Manche Filme legen einen langen Weg zurück, bevor sie es auf die große Leinwand schaffen. Das historische Action-Abenteuer Desert Warrior ist einer davon. Obwohl es bereits 2022 abgedreht war, entfesseln Anthony Mackie und Ben Kingsley ihren Wüstenkampf erst jetzt, vier Jahre später. Der erste Trailer gibt nun Einblicke in das sandige Epos.
Schaut hier den Trailer zu Desert Warrior:
Wovon handelt das actionreiche Historienabenteuer Desert Warrior?
Regisseur Rupert Wyatt (Planet der Affen: Prevolution) entführt uns in Desert Warrior ins Arabien des 7. Jahrhunderts, in dem die Region von rivalisierenden Stämmen bevölkert ist. Einer der um die Vorherrschaft kämpfenden Herrscher ist Kaiser Kisra (Ben Kingsley). Nachdem Prinzessin Hind (Aiysha Hart) sich weigert, seine Konkubine zu werden, flieht sie mit ihrem Vater, König Numan (Ghassan Massoud), in die Wüste.
Doch der Kaiser schickt ihnen seinen Söldner Jalabzeen (Sharlto Copley) hinterher, um die Flüchtigen in dem ausgedehnten Sandmeer aufzustöbern. Vater und Tochter bleibt daraufhin nichts anderes übrig, als einem Banditen mit geheimnisvoller Vergangenheit zu vertrauen: Hanzala (Anthony Mackie). Mit seiner Hilfe steigt die Prinzessin zur mutigen Kriegerin auf und vereinigt die zersplitterten Stämme im Kampf gegen das Sassanid-Imperium. Die finale Schlacht von Ze Qar geht in die Geschichte ein und verändert die arabische Halbinsel für immer.
Elephanten-Armeen, Zuflucht bei Wüstenvölkern, Außenseiter und Tyrannen: Filmisch irgendwo zwischen dem Kampfgeist von Lawrence von Arabien und Dunes Liebe zu sandigen Landschaften angesiedelt, zeigt der Trailer von Desert Warrior Bilder, die große Abenteuergefühle versprechen. Nur warum hat die Fertigstellung so lange gedauert?
Deshalb kommt das Action-Abenteuer Desert Warrior erst jetzt
Wie unter anderem Collider berichtet, wurde Desert Warrior bereits vor fünf Jahren, im Jahr 2021 gedreht. 2022 fiel die letzte Klappe. Es war das erste Projekt überhaupt in der neuen Siedlung Neom im Königreich Saudi-Arabien. Hunderte Menschen arbeiteten an der großen Produktion mit, die stattliche 150 Millionen US-Dollar kostete.

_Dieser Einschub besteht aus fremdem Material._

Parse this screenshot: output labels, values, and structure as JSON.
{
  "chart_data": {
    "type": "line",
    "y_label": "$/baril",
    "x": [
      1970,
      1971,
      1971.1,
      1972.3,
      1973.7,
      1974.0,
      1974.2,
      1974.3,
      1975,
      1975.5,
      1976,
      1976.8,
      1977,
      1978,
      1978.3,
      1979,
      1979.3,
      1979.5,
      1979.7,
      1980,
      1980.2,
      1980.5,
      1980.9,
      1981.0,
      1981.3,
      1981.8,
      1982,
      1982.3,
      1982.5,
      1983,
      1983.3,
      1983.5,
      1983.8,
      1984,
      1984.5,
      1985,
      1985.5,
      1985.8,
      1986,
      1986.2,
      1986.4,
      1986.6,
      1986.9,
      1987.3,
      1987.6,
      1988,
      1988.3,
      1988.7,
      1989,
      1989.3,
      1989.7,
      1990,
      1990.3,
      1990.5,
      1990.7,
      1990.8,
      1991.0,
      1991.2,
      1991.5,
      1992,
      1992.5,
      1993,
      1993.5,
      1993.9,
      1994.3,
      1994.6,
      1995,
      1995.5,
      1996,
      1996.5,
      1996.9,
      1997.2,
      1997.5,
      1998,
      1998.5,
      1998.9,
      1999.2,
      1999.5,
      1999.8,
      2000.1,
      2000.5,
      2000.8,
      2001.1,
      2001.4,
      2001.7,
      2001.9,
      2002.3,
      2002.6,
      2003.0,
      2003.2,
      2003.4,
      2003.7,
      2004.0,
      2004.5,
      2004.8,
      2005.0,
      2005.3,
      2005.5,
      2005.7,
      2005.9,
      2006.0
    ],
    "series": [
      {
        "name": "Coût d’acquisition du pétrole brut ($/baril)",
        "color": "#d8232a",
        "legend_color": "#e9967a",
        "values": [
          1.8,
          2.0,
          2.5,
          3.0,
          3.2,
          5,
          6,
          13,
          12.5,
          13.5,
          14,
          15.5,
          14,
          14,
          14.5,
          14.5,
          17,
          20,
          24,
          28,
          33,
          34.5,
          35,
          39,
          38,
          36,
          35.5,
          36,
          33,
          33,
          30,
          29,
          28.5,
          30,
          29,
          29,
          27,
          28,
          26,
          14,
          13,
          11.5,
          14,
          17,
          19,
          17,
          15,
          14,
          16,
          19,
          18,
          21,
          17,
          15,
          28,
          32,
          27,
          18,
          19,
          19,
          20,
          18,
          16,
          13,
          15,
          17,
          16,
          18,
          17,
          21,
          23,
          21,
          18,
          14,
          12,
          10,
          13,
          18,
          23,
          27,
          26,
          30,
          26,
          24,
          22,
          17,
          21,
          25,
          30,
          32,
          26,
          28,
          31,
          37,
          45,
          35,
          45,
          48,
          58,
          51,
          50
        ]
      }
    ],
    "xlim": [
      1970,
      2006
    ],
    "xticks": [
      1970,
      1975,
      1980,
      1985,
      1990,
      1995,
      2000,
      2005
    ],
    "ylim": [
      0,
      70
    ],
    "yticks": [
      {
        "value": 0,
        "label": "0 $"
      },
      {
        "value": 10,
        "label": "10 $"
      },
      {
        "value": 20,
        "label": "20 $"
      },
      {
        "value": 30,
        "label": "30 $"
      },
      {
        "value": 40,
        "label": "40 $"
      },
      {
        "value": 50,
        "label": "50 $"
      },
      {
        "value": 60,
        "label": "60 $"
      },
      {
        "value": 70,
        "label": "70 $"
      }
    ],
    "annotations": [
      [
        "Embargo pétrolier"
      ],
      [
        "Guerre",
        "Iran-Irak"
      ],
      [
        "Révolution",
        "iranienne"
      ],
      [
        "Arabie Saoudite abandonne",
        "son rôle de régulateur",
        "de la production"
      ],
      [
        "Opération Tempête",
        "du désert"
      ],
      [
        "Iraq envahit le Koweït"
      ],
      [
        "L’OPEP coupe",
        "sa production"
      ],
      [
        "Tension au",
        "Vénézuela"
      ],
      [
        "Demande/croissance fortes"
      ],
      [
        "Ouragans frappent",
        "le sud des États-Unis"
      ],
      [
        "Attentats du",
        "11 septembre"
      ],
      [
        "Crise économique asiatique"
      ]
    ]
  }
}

Trotz Rupert Wyatt als erfahrenem Blockbuster-Filmemacher legten kreative Differenzen bei der Umsetzung dem Wüstenkrieger Steine in den Weg. Der Regisseur verließ den Film zwischenzeitlich ganz, bevor er für die Fertigstellung des Schnitts doch zurückkam. So konnte das Abenteuer erst im September 2025 auf dem Zurich Film Festival seine Premiere feiern und kommt nun im April 2026 in den USA ins Kino. In Deutschland ist noch kein konkreter Start bekannt, was aber sicher nur eine Frage der Zeit ist.